At the end of an emotionally intense visit to Hadassah Hospital at Ein Kerem, one of the Jewish leaders from Sao Paulo asked Professor Avi Rivkind about the “Human Factor”. Professor Rivkind, Head of the Trauma and Emergency Department at Hadassah Ein Kerem, paused before answering. His smile was both bitter and optimistic — his expression said it all. You could see in Rivkind’s eyes the reflection of what he had seen during the past week: Israelis injured in Nepal; a soldier hurt in a terrorist incident in the Egyptian border; and a baby killed and a woman critically injured in a terrorist attack in Jerusalem. But when he finally responded, he shared his basic philosophy which is shared by Hadassah: “..saving lives is what we do every day, and every human life is one and the same for us..”
The members of the group from Brazil were very aware of Hadassah’s philosophy of providing outstanding care for all who come to the Hospital, regardless of ethnicity, religion or nationality. They had been in Israel all week, and had followed the news which had highlighted Prof. Rivkind’s life-saving role in each one of the tragic incidents. Hadassah, once again, was at the forefront of dealing with mass casualties of war and natural disasters.
The group, which had come on a Solidarity Mission and educational program organized by the Jewish Federation of Sao Paulo, included the top leaders of the major Jewish organizations of Sao Paulo. It included leaders of the Albert Einstein Hospital, the Jewish Charity Fund, synagogues, schools, Jewish Foundations and others.
During their week-long Program, they had learned about the strategic challenges that Israel is facing both today and in the future. By coming to Hadassah, they were able to gain a perspective of the critical strategic role that Hadassah plays in making sure that Israel is prepared for the security threats the country faces.

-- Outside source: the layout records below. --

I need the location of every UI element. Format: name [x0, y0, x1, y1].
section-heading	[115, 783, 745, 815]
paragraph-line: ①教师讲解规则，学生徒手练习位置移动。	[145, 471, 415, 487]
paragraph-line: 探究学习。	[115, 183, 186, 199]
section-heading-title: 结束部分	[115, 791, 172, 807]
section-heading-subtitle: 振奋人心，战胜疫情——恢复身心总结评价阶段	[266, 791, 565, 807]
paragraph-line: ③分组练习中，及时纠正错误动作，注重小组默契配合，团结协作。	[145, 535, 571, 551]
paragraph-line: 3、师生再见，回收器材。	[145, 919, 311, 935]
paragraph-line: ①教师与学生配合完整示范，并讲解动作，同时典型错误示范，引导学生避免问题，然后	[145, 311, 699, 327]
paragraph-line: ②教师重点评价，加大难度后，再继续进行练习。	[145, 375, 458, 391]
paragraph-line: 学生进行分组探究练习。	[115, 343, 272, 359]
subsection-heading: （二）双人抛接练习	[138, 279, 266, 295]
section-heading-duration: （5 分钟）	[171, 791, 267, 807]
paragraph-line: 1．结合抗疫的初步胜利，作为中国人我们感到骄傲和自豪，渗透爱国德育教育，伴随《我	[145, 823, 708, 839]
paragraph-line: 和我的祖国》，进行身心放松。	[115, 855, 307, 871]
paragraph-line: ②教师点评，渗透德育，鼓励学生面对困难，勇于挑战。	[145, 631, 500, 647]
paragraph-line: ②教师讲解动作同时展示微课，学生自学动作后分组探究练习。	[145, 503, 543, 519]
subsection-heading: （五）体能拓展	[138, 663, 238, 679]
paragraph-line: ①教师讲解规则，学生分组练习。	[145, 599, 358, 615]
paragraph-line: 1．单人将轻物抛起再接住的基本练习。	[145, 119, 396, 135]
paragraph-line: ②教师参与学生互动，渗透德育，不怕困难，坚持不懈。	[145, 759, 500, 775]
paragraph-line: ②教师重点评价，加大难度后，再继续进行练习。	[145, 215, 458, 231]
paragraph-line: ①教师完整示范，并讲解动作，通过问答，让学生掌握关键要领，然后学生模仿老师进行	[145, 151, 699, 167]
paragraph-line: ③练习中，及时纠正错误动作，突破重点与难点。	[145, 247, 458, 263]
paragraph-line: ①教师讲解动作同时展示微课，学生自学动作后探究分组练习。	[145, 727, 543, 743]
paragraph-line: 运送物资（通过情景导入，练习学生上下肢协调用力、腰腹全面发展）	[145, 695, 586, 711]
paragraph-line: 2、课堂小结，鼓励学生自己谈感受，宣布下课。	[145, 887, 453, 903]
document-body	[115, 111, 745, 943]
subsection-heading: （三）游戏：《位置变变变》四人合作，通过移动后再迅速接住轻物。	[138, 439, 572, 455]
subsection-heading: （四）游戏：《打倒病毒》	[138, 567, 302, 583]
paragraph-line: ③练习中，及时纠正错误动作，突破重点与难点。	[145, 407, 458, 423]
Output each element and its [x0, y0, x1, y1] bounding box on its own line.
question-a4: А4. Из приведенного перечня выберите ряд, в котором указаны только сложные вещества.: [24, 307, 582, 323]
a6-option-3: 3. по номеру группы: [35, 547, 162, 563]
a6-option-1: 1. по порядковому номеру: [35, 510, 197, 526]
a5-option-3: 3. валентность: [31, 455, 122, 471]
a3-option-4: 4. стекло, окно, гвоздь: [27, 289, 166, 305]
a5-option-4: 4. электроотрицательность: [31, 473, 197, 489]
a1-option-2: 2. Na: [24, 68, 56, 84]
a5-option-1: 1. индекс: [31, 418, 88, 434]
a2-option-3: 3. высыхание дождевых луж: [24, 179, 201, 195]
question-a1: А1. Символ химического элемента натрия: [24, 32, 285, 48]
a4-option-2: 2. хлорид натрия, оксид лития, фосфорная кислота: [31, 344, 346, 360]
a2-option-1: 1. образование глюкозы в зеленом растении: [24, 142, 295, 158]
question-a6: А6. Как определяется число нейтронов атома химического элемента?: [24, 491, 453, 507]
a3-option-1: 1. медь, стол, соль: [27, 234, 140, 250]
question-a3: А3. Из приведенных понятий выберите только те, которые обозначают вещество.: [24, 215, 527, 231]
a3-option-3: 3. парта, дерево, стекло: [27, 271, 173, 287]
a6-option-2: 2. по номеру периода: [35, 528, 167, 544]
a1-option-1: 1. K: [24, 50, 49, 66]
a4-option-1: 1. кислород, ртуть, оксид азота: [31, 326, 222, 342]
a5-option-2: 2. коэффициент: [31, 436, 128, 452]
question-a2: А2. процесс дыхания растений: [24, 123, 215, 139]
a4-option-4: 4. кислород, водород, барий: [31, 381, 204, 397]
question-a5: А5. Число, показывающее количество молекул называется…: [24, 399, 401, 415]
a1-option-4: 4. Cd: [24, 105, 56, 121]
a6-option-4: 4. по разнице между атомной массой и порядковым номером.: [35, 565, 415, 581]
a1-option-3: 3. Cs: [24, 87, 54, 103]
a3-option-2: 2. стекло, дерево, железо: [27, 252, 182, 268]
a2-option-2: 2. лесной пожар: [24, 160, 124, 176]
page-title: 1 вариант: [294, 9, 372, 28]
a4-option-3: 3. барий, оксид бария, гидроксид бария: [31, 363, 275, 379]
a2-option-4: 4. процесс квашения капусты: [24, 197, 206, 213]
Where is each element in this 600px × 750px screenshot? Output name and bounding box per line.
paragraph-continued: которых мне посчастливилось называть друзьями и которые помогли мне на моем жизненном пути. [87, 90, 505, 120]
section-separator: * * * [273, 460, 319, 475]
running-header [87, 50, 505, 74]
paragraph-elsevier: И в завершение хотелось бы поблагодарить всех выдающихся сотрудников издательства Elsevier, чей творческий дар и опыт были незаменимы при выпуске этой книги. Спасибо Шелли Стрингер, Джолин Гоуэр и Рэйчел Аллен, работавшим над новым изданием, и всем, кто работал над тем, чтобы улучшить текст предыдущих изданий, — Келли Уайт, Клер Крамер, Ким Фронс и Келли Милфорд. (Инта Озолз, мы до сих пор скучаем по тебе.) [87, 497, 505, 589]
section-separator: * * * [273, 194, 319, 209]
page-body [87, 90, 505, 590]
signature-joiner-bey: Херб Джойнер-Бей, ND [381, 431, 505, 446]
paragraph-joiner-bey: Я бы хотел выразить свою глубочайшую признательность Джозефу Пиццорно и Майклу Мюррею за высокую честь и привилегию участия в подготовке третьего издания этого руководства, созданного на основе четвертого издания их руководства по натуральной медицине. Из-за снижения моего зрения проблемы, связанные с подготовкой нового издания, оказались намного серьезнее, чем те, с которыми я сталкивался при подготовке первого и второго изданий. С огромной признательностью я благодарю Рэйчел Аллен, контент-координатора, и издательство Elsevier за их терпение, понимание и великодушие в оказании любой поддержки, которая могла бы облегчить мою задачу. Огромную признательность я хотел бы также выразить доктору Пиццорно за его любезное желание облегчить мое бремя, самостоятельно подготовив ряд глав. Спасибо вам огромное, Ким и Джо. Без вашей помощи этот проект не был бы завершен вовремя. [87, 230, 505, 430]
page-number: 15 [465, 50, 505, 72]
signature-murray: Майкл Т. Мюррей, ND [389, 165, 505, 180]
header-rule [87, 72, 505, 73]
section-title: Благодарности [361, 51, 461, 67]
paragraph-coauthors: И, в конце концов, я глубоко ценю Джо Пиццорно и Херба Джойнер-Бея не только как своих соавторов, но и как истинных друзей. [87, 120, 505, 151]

Visiting the underground floors of the Sarah Westman Davidson Hospital, they had a chance to see the still-to-be-completed Underground Operating Rooms. Jorge Diener from Hadassah International described those floors as the “Iron Dome of the Health system” in Israel, a metaphor that helped them to grasp the importance of these surgical units that are bunker-protected, and are vital for Jerusalem and Israel in the eventuality of a biological and/or nuclear war.
Accompanied by Professor Charles Weissman, Head of the Anesthesiology and Critical Care Unit, they had the opportunity to see a sample state-of-the-art operating room that has been equipped and completed, while at the same time understanding the importance of urgently completing the remaining rooms that haven’t been finished due to lack of funding. Because operating rooms must be sterile and cannot be used while there is still construction dust around, the suite of operating rooms cannot be used until all the operating rooms are completed.
The visit definitely strengthened the already warm relations between the Jewish Community of Brazil and Hadassah. It also represented another milestone in the cooperation and partnership between Brazilian Jewish leaders and the Hadassah Hospital, one that has opened new venues for securing health, peace and caring for all, in Israel, in Brazil and elsewhere.